Dua belas orang, termasuk Sun Kang, termasuk pria yang jarinya patah, berlutut dengan rapi di tanah.


“Saya salah!” Zhao Xian memandang Qin Xuan dengan putus asa, seolah-olah pihak lain seperti iblis.


Tidak bisa melarikan diri, tidak bisa mengalahkan dia, dan harus selalu ditampar, apakah ini sesuatu yang bisa ditangani seseorang?


"Bukan untuk meminta maaf padaku, tapi untuk mereka!"


Qin Xuan melirik Yang Ming dan yang lainnya, dan Zhao Xian dan yang lainnya hampir menggigil di bawah kekuatan yang ganas.


"Yang Ming, saya salah!"


"Kakak Yang, saya salah dan saya tidak akan pernah berani melakukannya lagi!"


Tiba-tiba, permintaan maaf datang satu demi satu di lapangan basket sampai seorang pemimpin sekolah muncul.


Namun, ketika pemimpin melihat Qin Xuan, seluruh orang hampir terhuyung ketakutan.

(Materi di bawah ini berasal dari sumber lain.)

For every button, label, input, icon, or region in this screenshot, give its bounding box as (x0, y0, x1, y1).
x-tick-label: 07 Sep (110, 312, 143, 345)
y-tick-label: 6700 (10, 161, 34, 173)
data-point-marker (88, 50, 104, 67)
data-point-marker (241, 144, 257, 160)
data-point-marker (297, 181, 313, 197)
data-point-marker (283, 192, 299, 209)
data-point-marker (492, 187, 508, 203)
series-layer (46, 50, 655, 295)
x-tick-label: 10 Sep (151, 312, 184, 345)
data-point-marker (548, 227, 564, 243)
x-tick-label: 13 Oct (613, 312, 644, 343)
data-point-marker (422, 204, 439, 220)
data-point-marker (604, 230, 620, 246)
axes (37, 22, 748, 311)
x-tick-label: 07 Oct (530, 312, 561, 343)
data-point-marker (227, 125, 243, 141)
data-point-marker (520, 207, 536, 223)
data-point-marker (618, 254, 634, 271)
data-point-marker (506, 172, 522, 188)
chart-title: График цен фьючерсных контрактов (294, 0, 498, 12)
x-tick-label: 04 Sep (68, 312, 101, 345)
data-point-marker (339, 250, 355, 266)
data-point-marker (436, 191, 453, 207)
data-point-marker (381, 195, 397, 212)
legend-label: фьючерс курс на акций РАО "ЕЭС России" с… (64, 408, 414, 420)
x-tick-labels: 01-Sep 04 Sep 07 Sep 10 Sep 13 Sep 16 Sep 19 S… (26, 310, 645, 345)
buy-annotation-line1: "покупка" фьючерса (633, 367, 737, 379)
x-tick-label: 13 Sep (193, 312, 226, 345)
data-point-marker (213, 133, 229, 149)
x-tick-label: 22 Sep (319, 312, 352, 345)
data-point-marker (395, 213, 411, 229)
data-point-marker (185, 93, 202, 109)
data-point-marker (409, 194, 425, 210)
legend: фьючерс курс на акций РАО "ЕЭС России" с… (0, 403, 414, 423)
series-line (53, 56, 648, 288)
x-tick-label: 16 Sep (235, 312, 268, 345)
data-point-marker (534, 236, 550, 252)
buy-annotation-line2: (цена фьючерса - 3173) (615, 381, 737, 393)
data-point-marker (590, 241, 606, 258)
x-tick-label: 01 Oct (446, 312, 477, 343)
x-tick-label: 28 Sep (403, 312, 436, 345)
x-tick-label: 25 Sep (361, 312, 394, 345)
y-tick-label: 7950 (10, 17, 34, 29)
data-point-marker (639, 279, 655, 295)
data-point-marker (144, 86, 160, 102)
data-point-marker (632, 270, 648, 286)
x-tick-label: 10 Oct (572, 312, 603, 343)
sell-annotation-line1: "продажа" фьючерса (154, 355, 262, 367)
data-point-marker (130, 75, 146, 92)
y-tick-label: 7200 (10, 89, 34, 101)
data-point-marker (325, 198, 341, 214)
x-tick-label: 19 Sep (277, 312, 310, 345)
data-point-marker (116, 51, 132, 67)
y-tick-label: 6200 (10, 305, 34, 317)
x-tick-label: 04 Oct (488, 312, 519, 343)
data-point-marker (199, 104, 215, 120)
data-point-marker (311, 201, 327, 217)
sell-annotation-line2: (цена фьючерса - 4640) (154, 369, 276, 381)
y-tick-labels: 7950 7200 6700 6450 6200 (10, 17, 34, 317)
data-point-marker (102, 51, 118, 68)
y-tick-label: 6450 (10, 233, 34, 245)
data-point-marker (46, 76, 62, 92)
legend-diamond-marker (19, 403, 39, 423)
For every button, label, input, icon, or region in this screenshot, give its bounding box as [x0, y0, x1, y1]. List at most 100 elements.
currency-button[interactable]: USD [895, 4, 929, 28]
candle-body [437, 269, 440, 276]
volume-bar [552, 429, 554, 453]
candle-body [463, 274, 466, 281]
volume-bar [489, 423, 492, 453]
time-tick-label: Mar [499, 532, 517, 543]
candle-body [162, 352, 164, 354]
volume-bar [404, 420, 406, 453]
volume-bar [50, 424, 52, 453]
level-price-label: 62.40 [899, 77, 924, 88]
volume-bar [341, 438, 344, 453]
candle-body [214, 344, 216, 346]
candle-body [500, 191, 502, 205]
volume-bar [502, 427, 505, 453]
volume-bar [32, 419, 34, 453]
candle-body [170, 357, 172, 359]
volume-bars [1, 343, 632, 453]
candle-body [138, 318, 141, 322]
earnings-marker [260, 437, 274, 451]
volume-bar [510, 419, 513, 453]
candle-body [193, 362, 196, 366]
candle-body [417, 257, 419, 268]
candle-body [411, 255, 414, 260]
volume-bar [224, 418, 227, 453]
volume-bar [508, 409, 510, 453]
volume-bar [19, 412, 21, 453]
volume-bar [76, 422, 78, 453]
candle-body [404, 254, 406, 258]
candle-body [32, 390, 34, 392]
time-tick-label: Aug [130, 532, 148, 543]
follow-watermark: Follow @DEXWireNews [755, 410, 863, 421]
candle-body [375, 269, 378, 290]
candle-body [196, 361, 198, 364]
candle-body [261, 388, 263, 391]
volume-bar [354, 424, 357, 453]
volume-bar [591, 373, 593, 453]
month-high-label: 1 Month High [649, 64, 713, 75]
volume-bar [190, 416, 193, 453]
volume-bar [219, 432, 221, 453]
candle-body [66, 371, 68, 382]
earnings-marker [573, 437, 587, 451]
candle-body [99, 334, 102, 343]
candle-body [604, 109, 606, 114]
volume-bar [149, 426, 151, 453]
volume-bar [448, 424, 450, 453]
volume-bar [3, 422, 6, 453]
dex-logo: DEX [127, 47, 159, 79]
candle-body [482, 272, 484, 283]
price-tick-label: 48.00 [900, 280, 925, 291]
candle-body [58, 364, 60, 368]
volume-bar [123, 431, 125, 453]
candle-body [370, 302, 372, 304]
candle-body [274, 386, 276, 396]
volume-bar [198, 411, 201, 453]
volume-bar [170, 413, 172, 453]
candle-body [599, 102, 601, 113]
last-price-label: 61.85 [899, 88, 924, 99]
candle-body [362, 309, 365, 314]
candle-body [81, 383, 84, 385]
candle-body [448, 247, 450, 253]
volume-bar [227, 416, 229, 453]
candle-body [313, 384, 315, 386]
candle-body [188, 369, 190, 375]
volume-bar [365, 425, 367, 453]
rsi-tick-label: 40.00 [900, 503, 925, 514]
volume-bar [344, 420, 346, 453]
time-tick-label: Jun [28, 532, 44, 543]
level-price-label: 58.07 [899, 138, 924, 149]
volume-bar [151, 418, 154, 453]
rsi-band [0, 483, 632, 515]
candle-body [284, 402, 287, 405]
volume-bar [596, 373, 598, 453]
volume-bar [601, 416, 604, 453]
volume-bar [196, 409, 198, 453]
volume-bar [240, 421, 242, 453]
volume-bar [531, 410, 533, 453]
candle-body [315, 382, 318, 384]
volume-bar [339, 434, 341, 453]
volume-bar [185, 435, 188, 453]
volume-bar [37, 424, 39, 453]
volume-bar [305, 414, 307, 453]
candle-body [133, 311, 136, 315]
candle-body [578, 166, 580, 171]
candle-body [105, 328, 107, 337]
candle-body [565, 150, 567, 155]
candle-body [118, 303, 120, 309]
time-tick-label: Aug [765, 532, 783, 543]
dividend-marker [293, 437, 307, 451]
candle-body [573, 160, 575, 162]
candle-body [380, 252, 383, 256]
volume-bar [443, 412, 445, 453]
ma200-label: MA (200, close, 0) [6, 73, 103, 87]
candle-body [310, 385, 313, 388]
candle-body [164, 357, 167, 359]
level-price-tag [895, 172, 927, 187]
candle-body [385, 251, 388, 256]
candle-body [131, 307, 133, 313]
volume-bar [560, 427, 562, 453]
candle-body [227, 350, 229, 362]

Dia tidak pernah melihat Zhao Xian dan yang lainnya, tetapi memandang Qin Xuan dengan kagum.


Tidak ada omelan, tidak ada pelajaran, direktur baru dari departemen pengajaran berjalan langsung di depan Qin Xuan dan berkata: "Qin Shao, kapan kamu kembali?"


Setelah berbicara, dia memandang Qin Xuan dengan tatapan pembiayaan, sedikit bingung.